My sister, Iren, was born in Baia Mare, in 1904. She was very intelligent. Like every one of us, she went to high school too, but she had something extra: she was a self-taught girl, she read all the time, she had an amazing general culture, and she spoke of things that were unknown even to college graduates. And she owed all this exclusively to the books she read and to her ambition to know more. Had she lived in another environment, or had she had the material resources, she would have become at least a researcher, I think. She had a special personality. She resembled our mother, as she was determined and knew what she was doing. I respected her and her opinion weighed the most because of that remarkable inborn intelligence.

Poor her, she was unlucky in life: she married the wrong man. This is how fate had its revenge; my sister couldn't live with a man who was far below her level. They simply didn't manage to adjust to each other. There was no room for argument, for she was very intelligent and told him, 'Look, the two of us can't get along, we don't think alike, so why torture ourselves?' He was rich and had everything he wanted, but he lacked the proper degree of intelligence. So they divorced. Then my sister moved to Cluj, where she lived with our sister, Margit. She got a job and she provided for herself.
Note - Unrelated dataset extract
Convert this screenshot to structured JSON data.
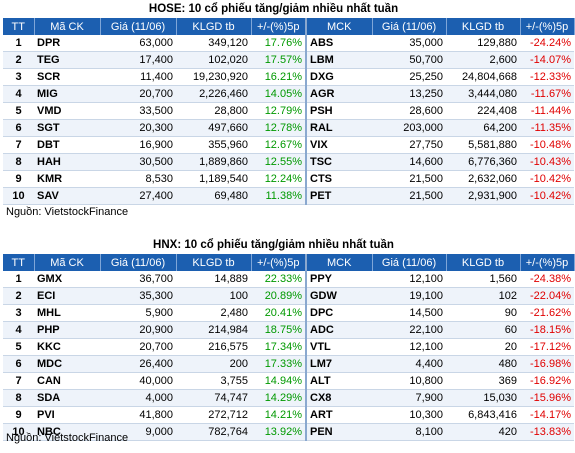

Iren and my other sister, Margit, were taken to forced labor to Germany. There was this ship that was supposed to carry girls for labor to one of the Baltic countries - Estonia or Latvia, I'm not sure. Germany had ties with these countries, and whoever volunteered to leave the camp and go there was sent there. My sisters, this girl told me, thought things would be easier over there, so they boarded, the poor them. Well, the ship ended up just like the Titanic [it sank].